Une telle décision peut-elle suffire à effacer le malaise qui ronge notre démocratie ?
FRANÇOIS DE RUGY À l’évidence, non. De même que la crise civique que nous traversons est globale, notre réponse doit être globale. Le vote obligatoire peut être un levier d’endiguement de l’abstention mais ne peut suffire à revitaliser notre démocratie. D’abord, nous devons mettre en place des mesures de facilitation du vote : inscriptions automatiques sur les listes électorales, vote à distance, vote par procuration. Ensuite, nous devons mener une large réflexion sur l’engagement civique dans notre pays, qui pose les questions de l’implication de la jeunesse, de la participation des étrangers aux élections locales, ou encore des réformes institutionnelles nécessaires à la modernisation de notre République comme l’introduction de la proportionnelle. Enfin, nous devons donner envie aux électeurs de s’engager et de voter, ce qui passe par une rénovation de l’offre politique et par un renforcement de l’exemplarité des élus.

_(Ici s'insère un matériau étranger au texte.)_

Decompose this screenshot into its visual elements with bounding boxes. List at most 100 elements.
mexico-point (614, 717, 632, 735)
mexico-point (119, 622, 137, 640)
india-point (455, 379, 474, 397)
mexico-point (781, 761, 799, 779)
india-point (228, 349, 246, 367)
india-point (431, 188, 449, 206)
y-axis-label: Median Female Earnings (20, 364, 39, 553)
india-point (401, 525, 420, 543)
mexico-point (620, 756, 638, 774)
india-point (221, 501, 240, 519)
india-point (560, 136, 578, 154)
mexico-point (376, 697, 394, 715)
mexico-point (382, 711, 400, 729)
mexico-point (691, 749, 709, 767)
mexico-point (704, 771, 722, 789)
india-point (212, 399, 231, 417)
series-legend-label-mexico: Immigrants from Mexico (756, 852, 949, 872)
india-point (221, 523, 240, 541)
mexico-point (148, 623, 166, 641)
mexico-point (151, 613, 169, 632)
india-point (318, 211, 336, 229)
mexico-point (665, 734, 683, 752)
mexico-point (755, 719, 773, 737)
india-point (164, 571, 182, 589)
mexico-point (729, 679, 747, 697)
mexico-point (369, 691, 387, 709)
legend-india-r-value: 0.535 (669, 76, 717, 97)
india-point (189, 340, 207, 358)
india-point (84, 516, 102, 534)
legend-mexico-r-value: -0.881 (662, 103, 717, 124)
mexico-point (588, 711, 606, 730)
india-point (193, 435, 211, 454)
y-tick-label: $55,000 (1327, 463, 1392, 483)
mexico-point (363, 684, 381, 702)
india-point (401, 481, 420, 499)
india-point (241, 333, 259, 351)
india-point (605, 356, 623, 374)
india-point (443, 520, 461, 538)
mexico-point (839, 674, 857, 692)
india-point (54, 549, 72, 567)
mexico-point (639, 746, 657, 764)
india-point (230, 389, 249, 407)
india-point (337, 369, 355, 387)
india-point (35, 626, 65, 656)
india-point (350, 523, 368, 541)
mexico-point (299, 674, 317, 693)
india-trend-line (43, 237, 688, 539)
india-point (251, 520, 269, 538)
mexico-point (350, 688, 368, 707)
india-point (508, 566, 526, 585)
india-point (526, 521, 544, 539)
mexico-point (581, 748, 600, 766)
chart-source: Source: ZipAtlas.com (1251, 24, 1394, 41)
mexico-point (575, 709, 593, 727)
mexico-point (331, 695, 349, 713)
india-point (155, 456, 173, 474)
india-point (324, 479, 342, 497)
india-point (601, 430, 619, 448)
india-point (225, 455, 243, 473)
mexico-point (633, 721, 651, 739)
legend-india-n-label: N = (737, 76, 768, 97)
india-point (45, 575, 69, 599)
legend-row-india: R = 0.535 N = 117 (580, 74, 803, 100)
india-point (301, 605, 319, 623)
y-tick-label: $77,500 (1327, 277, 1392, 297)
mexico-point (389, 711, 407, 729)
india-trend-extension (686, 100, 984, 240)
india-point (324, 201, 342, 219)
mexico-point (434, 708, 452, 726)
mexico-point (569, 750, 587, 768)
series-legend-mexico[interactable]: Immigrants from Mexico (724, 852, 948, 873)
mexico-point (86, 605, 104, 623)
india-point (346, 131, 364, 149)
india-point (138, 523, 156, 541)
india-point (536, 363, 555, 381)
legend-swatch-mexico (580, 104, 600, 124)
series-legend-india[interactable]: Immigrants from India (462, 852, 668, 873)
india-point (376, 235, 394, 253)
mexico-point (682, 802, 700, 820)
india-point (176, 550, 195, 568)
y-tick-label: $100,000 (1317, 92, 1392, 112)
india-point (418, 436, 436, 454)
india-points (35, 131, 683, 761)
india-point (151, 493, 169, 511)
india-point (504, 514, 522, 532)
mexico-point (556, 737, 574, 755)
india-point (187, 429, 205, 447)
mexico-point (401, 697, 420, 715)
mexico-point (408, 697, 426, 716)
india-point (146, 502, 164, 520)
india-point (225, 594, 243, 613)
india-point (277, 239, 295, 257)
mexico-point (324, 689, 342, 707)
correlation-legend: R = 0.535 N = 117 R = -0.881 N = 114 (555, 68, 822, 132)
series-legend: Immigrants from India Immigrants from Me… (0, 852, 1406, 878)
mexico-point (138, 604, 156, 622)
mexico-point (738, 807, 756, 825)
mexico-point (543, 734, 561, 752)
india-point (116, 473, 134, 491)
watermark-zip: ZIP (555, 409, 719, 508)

ANDRÉ CHASSAIGNE Faisons d’abord de la pédagogie en revenant sur notre histoire. Quand le peuple a pu voter, seuls les riches le pouvaient : avec le suffrage censitaire, il fallait avoir de l’argent et des biens pour se rendre aux urnes. Comment accepter aujourd’hui, quand le vote appartient à tous, que l’abstention des plus modestes, et particulièrement des jeunes, vienne rétablir d’une certaine façon le suffrage censitaire aboli en 1848 et remplacé par l’immense conquête du suffrage semi-universel, devenu universel seulement en 1945 avec le vote des femmes. Puis mettons en œuvre un levier indispensable pour conduire au vote : l’instauration du scrutin proportionnel. Il donnerait plus de sens à l’acte de voter avec une expression dégagée de critères qui corsettent le vote en masquant les différences idéologiques : personnalisation à outrance, appel au vote utile, marginalisation des propositions alternatives, exclusion des classes populaires. Supprimons aussi l’obstacle majeur : une pratique politique qui s’appuie sur la délégation des pouvoirs, devenue le fondement de la démocratie institutionnelle et accentuée par une médiatisation à outrance. Rousseau l’avait bien traduit dans le Contrat social, en 1762, quand il écrivait que le peuple anglais pensait être libre et qu’il ne l’était en fait que durant l’élection des membres du Parlement : « Sitôt qu’ils sont élus, il est esclave, il n’est rien. » L’enjeu fondamental est en fait de donner tous les moyens de réinvestir le débat et la prise de décision à ceux qui en sont privés par les logiques de domination. C’est par la vitalité démocratique que se fera le retour aux urnes, avec de nouvelles pratiques politiques. Enfin, n’oublions pas l’essentiel : l’abstention sanctionne souvent l’absence de réponse politique aux besoins sociaux, notamment en matière d’emploi, de revenu et d’accès aux services publics.